Charlie Savala
- Born: Charlie Savala 21 April 2000 (age 26) Sydney, Australia
- Height: 1.93 m (6 ft 4 in)
- Weight: 96 kg (15 st 2 lb)
- Notable relative: Hugo Savala (brother)

Rugby union career
- Position(s): Fly-half, Centre

Senior career
- Years: Team / Apps / (Points)
- 2021–23: Edinburgh Rugby / 33 / (40)
- 2023–25: Northampton Saints / 17 / (23)
- 2025–: Glasgow Warriors

= Charlie Savala =

Australian rugby union player

Charlie Savala (born 21 April 2000) is an Australian rugby union player who currently plays for Glasgow Warriors. He previously played for Edinburgh Rugby and Northampton Saints.

==Rugby Union career==

===Professional career===

He joined Edinburgh Rugby in October 2020. He made his debut in Round 16 of the 2020–21 Pro14 season against .

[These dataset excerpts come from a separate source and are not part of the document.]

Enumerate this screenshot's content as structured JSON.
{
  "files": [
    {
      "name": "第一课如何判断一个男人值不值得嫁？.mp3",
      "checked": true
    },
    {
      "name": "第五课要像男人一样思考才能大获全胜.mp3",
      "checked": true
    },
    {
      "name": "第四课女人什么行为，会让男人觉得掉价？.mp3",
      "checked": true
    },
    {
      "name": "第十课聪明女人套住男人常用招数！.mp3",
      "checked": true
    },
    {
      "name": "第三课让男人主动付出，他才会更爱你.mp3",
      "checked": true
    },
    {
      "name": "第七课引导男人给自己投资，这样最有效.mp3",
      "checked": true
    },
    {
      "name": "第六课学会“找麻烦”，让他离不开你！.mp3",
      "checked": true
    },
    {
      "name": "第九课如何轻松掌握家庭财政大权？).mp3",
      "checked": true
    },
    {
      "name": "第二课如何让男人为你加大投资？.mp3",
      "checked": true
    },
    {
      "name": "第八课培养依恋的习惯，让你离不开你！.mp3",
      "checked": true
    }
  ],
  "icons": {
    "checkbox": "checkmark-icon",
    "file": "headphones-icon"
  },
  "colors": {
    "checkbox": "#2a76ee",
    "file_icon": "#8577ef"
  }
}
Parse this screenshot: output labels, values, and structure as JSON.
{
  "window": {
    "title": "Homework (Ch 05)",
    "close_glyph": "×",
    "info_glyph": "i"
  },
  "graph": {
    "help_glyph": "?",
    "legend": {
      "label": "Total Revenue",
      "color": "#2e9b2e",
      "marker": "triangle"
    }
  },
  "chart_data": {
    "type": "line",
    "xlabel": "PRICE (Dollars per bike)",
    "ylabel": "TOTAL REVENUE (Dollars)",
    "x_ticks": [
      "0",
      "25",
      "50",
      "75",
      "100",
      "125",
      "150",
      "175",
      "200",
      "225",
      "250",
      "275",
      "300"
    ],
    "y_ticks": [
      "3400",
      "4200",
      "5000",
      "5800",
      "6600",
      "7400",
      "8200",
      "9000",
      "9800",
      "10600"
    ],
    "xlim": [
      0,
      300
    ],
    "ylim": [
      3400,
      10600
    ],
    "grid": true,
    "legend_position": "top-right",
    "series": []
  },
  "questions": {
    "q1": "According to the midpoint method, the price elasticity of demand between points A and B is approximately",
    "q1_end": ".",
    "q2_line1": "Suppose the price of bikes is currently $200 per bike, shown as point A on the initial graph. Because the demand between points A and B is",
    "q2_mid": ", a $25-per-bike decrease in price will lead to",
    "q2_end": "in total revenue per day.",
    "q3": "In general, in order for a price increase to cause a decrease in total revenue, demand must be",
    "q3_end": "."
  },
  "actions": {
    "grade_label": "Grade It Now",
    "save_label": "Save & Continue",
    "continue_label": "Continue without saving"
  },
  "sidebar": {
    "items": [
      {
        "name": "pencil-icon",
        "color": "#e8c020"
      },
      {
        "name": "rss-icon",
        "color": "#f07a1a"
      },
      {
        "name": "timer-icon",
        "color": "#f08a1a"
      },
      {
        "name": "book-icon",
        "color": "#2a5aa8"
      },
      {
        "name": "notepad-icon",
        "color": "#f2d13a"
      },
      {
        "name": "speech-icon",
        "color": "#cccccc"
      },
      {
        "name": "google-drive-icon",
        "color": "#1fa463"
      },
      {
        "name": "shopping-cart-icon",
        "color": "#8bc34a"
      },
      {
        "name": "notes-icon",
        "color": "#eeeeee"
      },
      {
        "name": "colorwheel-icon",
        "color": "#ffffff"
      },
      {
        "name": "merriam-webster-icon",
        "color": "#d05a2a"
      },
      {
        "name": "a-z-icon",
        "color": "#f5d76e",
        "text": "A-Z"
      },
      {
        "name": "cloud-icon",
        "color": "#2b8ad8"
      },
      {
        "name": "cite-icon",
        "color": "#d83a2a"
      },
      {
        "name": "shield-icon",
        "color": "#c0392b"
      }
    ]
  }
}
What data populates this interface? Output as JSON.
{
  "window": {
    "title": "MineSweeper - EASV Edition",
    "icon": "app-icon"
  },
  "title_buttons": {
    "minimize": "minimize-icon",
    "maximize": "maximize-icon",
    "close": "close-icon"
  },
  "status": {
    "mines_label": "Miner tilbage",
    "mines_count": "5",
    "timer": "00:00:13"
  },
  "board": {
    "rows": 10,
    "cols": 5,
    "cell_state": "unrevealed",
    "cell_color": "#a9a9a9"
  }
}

On 10 November 2023, Savala was originally signed on a season-long loan deal to join English side Northampton Saints in the Premiership Rugby competition. However, it became a permanent deal for Savala to remain with Northampton from the 2024–25 season.

On 10 May 2025 it was announced that he had signed for Glasgow Warriors for the 2025–26 season. Savala stated of the move:

Glasgow have always been a team that like to attack, no matter when the opportunity arises, and that's a philosophy that really excites me and aligns with how I like to play the game. I pride myself on being able to fill whatever role the team requires of me and I want to do my bit to help this team succeed.

I’ve had a few run-outs at Scotstoun with Edinburgh and Northampton, so I know how much of a fortress the boys have made it – I can't wait to run out with the Warrior Nation on my side this time!

===International career===

In March 2023, Savala was called up to the Scotland international squad for the final round of the Six Nations Championship.

==Rugby League career==

Savala originally played Rugby league, playing for the academy of the Sydney Roosters side.